= Marie-Thérèse Nlandu Mpolo Nene =

Marie-Thérèse Nlandu Mpolo Nene is a Congolese politician and first female chief of staff of her country.

==Biography==
She is the daughter of Jean Nlandu di Nsenda (brother of Edmond Nzeza Nlandu) and Louise Mpolo. Mari-Thérèse Nlandu is married to Professor Noël Mbala Nkondi, and is a mother of 4 children. In 1982 she became a lawyer at the Kinshasa / Gombe Court of Appeal, and later became Legal Counsel for the Presidency of the Republic under the tenure of Mobutu Sese Seko. She became the first female chief of staff of the prime minister, under Nguza Karl-i-Bond. As a lawyer, Nlandu has pleaded many important cases in the Democratic Republic of Congo. On March 22, 2006, she officially presented herself as candidate of the Parti pour la Paix au Congo party to the president for the Congolese presidential election of July 2006. Wivine N'Landu Kavidi, a member of her family, also ran for the Union for the Defense of the Republic (UDR) party.

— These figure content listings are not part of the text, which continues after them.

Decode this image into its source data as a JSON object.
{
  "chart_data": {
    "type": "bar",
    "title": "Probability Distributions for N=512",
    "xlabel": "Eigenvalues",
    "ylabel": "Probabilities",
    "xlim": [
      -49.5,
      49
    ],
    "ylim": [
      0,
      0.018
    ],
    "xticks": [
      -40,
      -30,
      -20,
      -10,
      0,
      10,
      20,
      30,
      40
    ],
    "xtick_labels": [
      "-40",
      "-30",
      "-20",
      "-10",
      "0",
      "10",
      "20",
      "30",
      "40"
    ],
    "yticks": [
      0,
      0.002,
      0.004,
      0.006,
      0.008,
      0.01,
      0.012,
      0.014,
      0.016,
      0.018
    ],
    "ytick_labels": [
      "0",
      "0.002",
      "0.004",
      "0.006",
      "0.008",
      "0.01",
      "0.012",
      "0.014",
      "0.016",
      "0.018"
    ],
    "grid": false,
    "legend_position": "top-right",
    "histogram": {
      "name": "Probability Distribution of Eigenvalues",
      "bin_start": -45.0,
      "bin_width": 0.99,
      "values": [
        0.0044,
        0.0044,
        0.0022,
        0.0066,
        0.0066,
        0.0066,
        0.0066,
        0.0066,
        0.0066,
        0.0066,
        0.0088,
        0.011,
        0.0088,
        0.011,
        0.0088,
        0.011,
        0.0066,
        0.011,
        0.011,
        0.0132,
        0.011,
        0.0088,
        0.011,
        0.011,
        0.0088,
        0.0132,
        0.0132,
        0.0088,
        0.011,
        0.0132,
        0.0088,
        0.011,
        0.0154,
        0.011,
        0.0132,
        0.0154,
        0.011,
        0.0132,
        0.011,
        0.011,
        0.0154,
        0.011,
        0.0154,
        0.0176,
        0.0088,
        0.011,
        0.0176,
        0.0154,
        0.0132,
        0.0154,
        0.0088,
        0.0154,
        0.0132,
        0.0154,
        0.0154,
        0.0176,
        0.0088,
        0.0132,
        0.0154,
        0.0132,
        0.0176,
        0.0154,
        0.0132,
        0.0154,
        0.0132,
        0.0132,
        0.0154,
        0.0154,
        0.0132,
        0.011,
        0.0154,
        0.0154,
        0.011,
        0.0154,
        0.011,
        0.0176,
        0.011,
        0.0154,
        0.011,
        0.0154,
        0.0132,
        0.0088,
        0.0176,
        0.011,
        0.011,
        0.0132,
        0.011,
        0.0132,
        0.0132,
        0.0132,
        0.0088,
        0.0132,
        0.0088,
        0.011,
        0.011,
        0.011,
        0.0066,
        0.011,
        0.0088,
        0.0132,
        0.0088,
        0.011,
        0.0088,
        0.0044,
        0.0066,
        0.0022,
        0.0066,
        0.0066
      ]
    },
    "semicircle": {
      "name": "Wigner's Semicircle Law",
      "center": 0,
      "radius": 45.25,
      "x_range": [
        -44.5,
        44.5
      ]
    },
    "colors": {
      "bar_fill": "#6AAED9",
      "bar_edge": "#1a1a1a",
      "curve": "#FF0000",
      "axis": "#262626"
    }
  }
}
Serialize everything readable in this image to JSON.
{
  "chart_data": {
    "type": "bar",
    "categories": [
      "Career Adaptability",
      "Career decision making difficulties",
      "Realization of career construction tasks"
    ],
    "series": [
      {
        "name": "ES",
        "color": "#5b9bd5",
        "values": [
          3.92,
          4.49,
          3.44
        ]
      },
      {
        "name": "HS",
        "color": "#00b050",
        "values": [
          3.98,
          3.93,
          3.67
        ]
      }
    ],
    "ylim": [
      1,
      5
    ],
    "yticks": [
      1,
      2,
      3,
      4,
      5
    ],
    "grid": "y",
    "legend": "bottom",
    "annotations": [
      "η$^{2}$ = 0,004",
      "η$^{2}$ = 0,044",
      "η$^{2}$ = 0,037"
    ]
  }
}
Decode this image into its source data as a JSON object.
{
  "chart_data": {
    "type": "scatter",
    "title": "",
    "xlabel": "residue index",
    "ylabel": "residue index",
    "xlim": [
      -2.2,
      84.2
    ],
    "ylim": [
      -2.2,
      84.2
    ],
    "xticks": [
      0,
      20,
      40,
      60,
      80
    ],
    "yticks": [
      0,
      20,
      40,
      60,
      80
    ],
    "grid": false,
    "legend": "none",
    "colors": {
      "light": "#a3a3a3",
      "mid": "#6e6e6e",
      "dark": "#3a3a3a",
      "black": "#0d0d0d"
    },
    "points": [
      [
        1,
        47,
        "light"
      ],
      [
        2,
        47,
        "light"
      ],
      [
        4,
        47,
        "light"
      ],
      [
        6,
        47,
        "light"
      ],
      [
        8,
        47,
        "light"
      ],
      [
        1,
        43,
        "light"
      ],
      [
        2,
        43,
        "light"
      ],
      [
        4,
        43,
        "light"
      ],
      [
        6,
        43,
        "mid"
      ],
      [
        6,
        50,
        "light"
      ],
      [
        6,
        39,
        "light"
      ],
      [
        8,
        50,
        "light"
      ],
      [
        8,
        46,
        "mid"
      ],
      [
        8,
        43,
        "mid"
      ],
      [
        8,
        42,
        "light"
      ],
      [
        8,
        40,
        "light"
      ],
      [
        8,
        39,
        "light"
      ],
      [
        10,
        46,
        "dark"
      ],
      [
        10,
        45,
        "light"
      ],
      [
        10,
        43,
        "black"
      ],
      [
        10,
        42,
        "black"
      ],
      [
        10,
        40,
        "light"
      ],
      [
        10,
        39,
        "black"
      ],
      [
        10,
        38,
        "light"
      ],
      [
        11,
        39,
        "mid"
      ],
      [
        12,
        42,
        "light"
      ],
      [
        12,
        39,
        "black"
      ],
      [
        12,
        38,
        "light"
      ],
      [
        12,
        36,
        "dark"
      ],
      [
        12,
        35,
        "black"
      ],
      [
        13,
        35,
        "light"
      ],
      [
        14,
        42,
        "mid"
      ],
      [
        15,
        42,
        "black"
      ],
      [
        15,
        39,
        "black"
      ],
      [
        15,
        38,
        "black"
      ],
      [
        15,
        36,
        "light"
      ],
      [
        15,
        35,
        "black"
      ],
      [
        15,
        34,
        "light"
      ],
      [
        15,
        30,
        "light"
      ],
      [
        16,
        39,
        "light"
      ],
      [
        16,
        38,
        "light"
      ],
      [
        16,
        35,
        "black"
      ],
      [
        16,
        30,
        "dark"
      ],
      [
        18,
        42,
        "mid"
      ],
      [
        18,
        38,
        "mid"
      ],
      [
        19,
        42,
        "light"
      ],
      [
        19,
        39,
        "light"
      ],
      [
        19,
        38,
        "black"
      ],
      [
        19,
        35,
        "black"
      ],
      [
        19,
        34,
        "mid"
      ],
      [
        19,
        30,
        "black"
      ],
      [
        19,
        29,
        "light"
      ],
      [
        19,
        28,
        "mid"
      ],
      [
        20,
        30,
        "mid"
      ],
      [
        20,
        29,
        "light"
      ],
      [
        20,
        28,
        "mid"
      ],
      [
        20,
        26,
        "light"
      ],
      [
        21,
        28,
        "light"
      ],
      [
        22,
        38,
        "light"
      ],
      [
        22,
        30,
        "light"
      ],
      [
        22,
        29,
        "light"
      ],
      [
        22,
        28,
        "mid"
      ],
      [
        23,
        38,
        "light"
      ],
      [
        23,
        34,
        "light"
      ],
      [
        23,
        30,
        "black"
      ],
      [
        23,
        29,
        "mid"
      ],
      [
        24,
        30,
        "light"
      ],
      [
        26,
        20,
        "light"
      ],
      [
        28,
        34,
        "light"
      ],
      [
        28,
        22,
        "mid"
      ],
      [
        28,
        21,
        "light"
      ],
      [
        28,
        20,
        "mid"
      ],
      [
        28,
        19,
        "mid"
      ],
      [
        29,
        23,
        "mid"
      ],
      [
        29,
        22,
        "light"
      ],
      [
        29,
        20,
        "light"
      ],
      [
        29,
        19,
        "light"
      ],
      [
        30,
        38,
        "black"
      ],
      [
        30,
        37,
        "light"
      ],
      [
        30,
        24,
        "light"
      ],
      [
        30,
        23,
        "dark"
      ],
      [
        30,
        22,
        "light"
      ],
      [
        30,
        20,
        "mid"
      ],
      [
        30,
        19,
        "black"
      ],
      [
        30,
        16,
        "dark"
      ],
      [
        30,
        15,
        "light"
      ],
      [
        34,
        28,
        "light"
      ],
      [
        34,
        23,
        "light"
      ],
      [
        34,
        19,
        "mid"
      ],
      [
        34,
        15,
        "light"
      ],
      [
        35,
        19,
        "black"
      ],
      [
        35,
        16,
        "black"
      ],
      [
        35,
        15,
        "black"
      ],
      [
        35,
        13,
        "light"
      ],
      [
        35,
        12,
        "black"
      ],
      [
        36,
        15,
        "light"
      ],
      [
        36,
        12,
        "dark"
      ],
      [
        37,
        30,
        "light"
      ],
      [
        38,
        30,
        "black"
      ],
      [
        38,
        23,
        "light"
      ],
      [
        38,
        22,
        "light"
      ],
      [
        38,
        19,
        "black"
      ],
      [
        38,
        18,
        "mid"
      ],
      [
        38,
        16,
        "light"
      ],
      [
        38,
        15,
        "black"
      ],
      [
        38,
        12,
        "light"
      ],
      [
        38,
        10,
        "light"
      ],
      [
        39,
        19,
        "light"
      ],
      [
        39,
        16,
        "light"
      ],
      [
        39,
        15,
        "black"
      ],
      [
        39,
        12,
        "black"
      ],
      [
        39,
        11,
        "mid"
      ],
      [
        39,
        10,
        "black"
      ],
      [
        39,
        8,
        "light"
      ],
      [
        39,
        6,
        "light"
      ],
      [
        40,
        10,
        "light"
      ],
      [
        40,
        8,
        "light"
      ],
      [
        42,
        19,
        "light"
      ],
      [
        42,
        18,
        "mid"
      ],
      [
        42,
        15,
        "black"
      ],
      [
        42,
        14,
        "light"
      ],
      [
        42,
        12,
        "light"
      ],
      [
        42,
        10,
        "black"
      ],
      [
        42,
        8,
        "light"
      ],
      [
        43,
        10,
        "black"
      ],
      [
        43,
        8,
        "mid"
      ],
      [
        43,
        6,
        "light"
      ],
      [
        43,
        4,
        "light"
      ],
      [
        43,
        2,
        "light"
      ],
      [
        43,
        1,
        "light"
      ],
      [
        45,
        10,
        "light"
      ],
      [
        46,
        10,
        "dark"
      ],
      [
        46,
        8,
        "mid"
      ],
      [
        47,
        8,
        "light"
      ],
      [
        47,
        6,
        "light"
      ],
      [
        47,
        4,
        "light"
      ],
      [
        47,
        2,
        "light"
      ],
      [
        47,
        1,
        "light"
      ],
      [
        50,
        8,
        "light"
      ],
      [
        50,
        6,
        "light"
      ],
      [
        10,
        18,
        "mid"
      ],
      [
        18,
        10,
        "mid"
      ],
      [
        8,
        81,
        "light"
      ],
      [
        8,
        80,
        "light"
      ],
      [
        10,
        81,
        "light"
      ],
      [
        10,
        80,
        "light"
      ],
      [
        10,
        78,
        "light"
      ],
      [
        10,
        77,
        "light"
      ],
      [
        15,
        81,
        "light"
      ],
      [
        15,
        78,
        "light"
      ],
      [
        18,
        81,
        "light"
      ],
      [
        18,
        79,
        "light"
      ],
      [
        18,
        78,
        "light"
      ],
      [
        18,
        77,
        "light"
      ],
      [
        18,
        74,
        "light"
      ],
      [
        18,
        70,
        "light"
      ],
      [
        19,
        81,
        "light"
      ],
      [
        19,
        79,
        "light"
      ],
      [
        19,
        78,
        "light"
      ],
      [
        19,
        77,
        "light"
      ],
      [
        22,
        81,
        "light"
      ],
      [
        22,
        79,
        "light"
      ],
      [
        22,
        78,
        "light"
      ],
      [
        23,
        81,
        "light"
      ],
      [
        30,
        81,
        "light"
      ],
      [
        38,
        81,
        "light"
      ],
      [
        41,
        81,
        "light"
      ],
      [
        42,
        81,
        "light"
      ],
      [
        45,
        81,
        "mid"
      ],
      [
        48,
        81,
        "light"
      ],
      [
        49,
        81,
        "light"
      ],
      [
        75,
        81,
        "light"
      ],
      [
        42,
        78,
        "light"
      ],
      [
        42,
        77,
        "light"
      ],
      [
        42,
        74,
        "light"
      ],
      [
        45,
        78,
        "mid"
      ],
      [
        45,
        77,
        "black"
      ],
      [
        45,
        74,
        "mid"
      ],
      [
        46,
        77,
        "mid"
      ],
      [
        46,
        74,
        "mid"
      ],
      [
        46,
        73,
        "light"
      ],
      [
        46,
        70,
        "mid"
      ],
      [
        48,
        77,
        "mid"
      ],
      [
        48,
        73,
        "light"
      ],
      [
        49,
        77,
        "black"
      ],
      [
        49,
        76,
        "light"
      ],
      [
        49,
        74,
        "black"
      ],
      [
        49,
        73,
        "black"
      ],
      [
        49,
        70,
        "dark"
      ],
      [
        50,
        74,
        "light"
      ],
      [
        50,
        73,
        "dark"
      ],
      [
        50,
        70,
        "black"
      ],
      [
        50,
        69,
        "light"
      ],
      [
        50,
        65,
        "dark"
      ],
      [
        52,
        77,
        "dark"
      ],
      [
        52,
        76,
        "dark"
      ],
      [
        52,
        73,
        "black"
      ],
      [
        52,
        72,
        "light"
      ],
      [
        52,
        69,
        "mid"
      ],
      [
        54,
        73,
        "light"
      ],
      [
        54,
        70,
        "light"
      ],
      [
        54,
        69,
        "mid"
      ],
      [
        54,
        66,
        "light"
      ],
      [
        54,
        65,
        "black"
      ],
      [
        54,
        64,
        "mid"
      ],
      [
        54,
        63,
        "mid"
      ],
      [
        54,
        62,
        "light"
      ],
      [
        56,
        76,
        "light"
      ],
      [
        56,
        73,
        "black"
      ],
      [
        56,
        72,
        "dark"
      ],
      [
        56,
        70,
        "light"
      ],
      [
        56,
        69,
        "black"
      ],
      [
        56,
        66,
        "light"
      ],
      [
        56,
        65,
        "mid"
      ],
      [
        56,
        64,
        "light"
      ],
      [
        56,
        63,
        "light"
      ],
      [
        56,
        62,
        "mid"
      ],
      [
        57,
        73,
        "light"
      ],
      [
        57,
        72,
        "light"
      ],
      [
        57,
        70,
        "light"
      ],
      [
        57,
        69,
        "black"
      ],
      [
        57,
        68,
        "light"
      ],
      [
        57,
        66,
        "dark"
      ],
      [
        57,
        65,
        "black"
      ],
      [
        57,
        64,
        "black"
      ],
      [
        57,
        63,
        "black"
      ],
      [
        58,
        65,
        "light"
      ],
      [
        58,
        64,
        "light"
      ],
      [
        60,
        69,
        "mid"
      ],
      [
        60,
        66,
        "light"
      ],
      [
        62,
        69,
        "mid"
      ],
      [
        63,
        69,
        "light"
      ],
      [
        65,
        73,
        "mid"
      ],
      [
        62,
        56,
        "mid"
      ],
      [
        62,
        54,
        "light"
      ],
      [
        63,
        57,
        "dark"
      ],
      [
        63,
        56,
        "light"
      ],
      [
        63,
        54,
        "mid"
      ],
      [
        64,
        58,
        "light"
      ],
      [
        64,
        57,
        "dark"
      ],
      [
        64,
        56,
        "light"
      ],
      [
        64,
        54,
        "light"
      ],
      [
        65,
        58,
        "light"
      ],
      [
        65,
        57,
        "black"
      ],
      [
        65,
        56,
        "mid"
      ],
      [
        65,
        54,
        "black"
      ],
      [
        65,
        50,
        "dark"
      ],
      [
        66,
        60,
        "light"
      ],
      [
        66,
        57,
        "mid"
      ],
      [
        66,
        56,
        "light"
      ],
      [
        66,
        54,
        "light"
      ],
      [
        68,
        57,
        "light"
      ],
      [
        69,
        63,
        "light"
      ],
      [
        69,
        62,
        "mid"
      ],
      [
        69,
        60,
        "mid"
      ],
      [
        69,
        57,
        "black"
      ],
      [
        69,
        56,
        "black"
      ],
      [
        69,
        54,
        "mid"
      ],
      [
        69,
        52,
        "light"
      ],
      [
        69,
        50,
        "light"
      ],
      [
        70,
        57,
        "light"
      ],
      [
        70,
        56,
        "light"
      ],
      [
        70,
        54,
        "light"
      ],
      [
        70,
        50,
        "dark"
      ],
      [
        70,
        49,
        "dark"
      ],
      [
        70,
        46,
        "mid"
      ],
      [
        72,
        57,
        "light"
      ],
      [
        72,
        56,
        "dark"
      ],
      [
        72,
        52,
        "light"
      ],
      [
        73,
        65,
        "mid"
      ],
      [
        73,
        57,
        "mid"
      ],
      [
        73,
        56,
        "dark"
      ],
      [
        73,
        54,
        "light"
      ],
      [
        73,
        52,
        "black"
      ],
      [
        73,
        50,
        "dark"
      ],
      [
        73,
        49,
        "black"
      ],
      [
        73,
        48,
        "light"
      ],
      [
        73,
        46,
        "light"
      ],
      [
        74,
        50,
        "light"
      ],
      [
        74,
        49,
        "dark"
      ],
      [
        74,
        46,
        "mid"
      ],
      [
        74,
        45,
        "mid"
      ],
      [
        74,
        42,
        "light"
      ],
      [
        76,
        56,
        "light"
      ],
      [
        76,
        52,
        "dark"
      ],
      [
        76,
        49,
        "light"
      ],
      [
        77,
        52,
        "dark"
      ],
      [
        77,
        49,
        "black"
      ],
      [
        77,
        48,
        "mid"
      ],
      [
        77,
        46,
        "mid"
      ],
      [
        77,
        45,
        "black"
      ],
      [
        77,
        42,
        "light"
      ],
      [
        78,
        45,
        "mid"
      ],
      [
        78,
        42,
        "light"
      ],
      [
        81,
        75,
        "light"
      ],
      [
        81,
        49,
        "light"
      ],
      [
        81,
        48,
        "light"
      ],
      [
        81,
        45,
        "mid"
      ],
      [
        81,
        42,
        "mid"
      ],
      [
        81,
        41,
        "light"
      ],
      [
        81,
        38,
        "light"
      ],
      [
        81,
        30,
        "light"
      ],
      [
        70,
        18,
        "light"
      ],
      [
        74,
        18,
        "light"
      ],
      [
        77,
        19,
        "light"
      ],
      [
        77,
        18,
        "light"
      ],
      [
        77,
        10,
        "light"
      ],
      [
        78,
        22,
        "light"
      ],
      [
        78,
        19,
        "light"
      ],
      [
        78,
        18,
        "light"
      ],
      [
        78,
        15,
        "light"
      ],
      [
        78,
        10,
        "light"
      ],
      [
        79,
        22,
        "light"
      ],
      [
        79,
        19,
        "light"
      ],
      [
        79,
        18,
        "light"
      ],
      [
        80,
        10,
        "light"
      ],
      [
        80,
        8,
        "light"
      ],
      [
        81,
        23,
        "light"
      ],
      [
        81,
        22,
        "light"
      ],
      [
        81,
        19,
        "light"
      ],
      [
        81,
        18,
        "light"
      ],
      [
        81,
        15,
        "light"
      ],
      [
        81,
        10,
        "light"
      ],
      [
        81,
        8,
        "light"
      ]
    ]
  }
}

In November 2006, Nlandu defended an appeal lodged by Jean-Pierre Bemba before the Supreme Court of Justice against the provisional results giving Joseph Kabila, the incumbent president, the lead in the second round of the presidential election. She challenged Kabila's Congolese citizenship. On November 20, she was arrested and detained for inciting violence among followers and "alleged insurrectionary movement and the illegal possession of firearms". At the trial in April 2007, the prosecutor sought for her to be given 20 years in prison for charges of insurrection and possession of munitions. On April 30 she and her codefendants were found not guilty by the court. She then chose self-exile and didn't return until 2021 when Kabila was no longer president and his party had just been forced out of the governing coalition.